= Richard Littlehailes =

British educationist (1878–1950)

Richard Littlehailes (1878–1950) was a British educationist and administrator who spent most of his career in India. He was Vice chancellor of the University of Madras from 1934 to 1937.

==Biography==

Littlehailes did his initial schooling from Bede School, Sunderland and gained an exhibition at from Balliol College, Oxford

Littlehailes entered the Indian Education Service in 1903 and later became the Director of Public Instruction in Madras in 1919. From 1927 to 1933 Littlehailes served as the Educational Commissioner to the Government of India and later became the educational advisor of the Baroda State under Sir Sayajirao Gaekwad III, Maharaja of Baroda from 1933 to 1934.

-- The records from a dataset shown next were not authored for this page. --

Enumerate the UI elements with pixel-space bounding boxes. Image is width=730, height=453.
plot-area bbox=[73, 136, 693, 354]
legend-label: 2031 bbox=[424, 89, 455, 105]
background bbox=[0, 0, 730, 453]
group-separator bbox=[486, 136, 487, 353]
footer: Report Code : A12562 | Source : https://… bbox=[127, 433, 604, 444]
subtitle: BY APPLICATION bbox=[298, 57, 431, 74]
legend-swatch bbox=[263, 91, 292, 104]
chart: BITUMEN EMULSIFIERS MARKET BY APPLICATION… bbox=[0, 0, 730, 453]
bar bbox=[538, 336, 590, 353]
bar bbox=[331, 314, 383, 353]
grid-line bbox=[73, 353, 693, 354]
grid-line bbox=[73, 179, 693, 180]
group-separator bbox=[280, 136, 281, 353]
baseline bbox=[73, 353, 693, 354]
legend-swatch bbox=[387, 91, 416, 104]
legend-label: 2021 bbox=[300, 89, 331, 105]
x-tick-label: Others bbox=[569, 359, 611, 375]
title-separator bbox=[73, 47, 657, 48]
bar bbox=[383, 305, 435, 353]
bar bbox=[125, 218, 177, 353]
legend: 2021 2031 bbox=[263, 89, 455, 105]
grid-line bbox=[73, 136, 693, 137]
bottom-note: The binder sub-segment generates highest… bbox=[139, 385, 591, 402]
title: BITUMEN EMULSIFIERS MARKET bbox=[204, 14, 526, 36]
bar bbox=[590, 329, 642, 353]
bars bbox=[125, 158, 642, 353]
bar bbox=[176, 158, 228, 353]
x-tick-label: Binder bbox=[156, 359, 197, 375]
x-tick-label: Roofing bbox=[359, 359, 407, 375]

In his later career he served as the Vice Chancellor of University of Madras from 1934 until his retirement in 1937. He died at his home in Fleet, Hampshire on 16 December 1950.

==Legacy==

He was responsible for sending Srinivasa Ramanujan to UK for higher studies under G. H. Hardy as his capacity as the professor of Mathematics of Presidency College, Madras where Ramanujan was student at that time.

During a function held on the eve of departure of Sarvepalli Radhakrishnan to Oxford University in 1936 he quoted—
Radhakrishnan had raised himself step by step. When would he reach the summit of the Mount Everest of his career? Would he aspire to higher things in the life and emulate such a man as Woodrow Wilson, who has at one time a professor; and ended up as President of the United States of America?
His prophecy came true when Radhakrishnan became the second President of India in 1962.